Long-range parameter optimization for a better description of potential energy surfaces using Density Functional Theory.
Matheus de Oliveira BispoDemétrio Antônio da Silva FilhoPublished in: Journal of molecular modeling (2022)
The advance of computing and the development of modern quantum chemistry models such as Density Functional Theory (DFT) have allowed scientists to perform fast in silico studies with accurate results. It also allowed for the achievement of empirically unattainable quantities such as Potential Energy Surfaces (PES), a fundamental construct in various applications, such as the study of weakly bound systems. One of DFT's current weaknesses is a reliable description of PESs, due to a lack of suitable exchange-correlation functionals.

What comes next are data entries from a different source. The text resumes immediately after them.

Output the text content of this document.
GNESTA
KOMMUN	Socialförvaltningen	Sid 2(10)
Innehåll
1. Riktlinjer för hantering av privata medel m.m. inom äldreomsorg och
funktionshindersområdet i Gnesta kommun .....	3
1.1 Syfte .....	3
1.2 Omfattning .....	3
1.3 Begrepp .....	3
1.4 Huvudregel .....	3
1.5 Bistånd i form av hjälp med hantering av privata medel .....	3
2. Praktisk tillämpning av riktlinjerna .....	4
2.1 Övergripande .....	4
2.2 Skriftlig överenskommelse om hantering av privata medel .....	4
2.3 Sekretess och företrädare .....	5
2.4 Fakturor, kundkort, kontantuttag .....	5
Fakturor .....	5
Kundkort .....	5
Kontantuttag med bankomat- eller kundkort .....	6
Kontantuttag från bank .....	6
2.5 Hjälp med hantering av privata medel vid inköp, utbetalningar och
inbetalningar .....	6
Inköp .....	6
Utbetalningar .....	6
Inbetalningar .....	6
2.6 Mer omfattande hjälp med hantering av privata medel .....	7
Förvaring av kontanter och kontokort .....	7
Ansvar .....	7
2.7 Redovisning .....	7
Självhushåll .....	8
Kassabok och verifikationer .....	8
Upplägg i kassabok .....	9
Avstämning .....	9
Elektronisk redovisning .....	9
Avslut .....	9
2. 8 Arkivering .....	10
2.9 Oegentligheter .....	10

In general, other post-Hartree-Fock methods are employed, such as n th-order Møller-Plesset's Perturbation Theory (MPn) or Coupled Cluster Theory (CCSD(T)) with large basis sets. Despite producing good results, these methods demand much computational power when applied to large systems. This work presents a novel approach of PES description of the H 2 O 2 -Kr system using DFT by optimizing a long-range parameter present in some DFT functionals, obtaining results similar to those of the MPn methods with somewhat less computational time necessary. Graphical Abstract By optimizing the omega value of certain functionals, DFT can describe PESs with accuracy comparable to MP4 methods.